Friday, April 26, 2024
April 26, 2024

First COVID vaccine due to arrive in Island Health in new year

British Columbia health officials have announced that COVID vaccines will start to become available in limited numbers next week at two distribution centres in the Vancouver Coastal and Fraser health regions, with expansion to all regions including Island Health expected by early January.

“As we approach the winter solstice coming up, the longest night of the year, there is light ahead. And that light is shining a little brighter today,” provincial health officer Dr. Bonnie Henry said on Wednesday.

Speaking at a press conference along with Health Minister Adrian Dix and Immunize BC Operations Centre director Dr. Ross Brown, Henry was visibly excited by the news she had to share and the hope for widespread community immunization next spring. The program will start in a small-scale, targeted manner, however, due to vaccine supply limitations.

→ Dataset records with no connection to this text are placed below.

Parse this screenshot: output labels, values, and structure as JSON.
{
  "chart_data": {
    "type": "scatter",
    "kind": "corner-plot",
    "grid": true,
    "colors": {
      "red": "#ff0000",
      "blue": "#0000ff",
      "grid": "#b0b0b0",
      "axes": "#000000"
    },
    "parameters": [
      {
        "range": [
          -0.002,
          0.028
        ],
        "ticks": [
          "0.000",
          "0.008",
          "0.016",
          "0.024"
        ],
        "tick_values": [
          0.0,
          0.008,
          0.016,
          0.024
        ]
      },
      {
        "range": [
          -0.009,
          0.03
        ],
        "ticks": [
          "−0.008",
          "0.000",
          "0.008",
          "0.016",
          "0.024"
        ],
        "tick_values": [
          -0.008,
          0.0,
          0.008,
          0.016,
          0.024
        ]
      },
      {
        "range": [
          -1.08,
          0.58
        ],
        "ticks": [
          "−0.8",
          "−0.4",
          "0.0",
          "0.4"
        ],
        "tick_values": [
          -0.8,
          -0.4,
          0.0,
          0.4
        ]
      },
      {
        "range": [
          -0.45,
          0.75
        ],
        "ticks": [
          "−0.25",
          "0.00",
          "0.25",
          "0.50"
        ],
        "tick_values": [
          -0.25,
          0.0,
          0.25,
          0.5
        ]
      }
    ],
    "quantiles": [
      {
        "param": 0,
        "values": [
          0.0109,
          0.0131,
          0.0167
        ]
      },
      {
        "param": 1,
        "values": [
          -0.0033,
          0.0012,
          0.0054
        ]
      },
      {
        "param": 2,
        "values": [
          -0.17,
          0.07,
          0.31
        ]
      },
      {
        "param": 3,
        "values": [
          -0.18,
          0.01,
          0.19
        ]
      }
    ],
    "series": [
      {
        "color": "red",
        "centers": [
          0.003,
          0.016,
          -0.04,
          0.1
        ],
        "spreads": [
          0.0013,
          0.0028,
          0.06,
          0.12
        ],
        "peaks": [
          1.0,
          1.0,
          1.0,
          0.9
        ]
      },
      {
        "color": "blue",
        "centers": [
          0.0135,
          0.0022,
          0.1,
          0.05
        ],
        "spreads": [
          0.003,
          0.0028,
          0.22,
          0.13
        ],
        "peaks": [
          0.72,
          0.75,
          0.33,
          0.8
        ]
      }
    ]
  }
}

Henry said the limited doses available next week mean only the highest risk people will be vaccinated, according to a program set out by the National Advisory Committee on Immunization and agreed upon by authorities across Canada. This means frontline health-care workers first and then people living in long-term care facilities.

“We know the lives that are being taken and affected most are seniors and elders in long-term care and assisted living. In addition, we have to protect our strained health-care system so all of us can get the care we need, when we need it,” Henry said.  

While the roll-out will start with just one vaccine approved so far, Canada has purchase orders with seven different manufacturers. Henry said the types of people who can receive the vaccine and number of doses available will continue to increase through the winter. She expects around 380,000 people will be immunized by the end of March.

The province will at first receive just four trays of the vaccine made by Pfizer, which is the first to be approved in Canada, with 975 doses on each tray. Because this vaccine requires constant cooling at temperatures of -70 to -80 degrees Celsius, at first people will have to come to where the vaccine is stored. 

Moderna, whose vaccine is expected to be approved next, has less stringent cooling requirements and can be refrigerated for several days. This will allow health authorities to transport it to communities of need.

Henry said that after Dec. 14 there will be tens of thousands of doses on the way and the province will add an additional seven distribution sites, increasing that to 30 sites in January. The next tier of risk to be vaccinated will include teachers and essential workers in other fields than health, people over the age of 80, remote and vulnerable First Nations communities and people living in high-risk situations for transmission, such as homeless shelters.

“We have enough vaccine that we expect to receive between now and the end of March to cover those key populations. We do expect by the end of March and going into the spring there will be more vaccine products and more of the vaccines available to more rapidly spread out to people in the community,” Henry said.

Pfizer and Moderna both created their products as a new type of messenger RNA vaccine, which use synthetic genetic material. Henry said they have the advantage of being easy to produce in large quantities, but have not been tested on people under age 16, pregnant women, or people with compromised immune systems. The more traditional vaccines that are now in the approval stages will be safe for those people.

Henry said she believes by the end of March or early April, distribution of the vaccine can take place through more traditional means such as pharmacies and public health clinics. 

“Right now we don’t have enough vaccine to slow transmission across the province so our focus is to protect those who are most at risk,” she said.